Les sciences sociales s’intéressent depuis une quinzaine d’années à la fabrication des politiques relatives aux risques environnementaux et sanitaires et à la façon dont les savoirs scientifiques sont mobilisés pour informer l’action politique, ou au contraire écartés de la prise de décision. Le cas du glyphosate est typique d’une évolution des réglementations qui peut donner le tournis. Y a-t-il un pilote dans l’avion ?
Ce pesticide est classé comme « cancérogène probable » par l’Organisation mondiale de la santé depuis 2015. Pourtant, les politiques qui concernent le glyphosate sont instables et la science produite sur ses effets, marginalisée.

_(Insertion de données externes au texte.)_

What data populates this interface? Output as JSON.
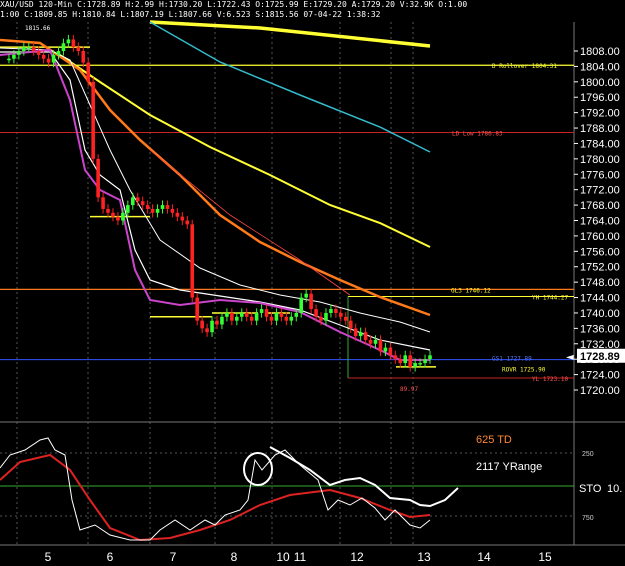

Fin novembre 2025, l’une des études les plus citées sur la sûreté du pesticide était finalement désavouée par la revue de toxicologie et pharmacologie qui l’avait publiée en 2000. Le 16 janvier, la Cour suprême des Etats-Unis d’Amérique annonçait, quant à elle, qu’elle acceptait d’examiner un recours présenté par Bayer sur la recevabilité des plaintes déposées contre la firme dans différents Etats américains. La cour du Missouri a condamné Monsanto (acquise par Bayer en 2018) à 1,25 million de dollars (1,07 million d’euros) d’amende en 2023 pour défaut d’avertissement sur les risques de cancer du glyphosate. Bayer argue que le produit a été approuvé sans avertissement sanitaire par l’Agence fédérale de protection de l’environnement (EPA), pour laquelle le glyphosate n’est pas cancérogène. La firme, soutenue par l’administration Trump, considère que le cadre réglementaire fédéral devrait ici primer sur celui des Etats.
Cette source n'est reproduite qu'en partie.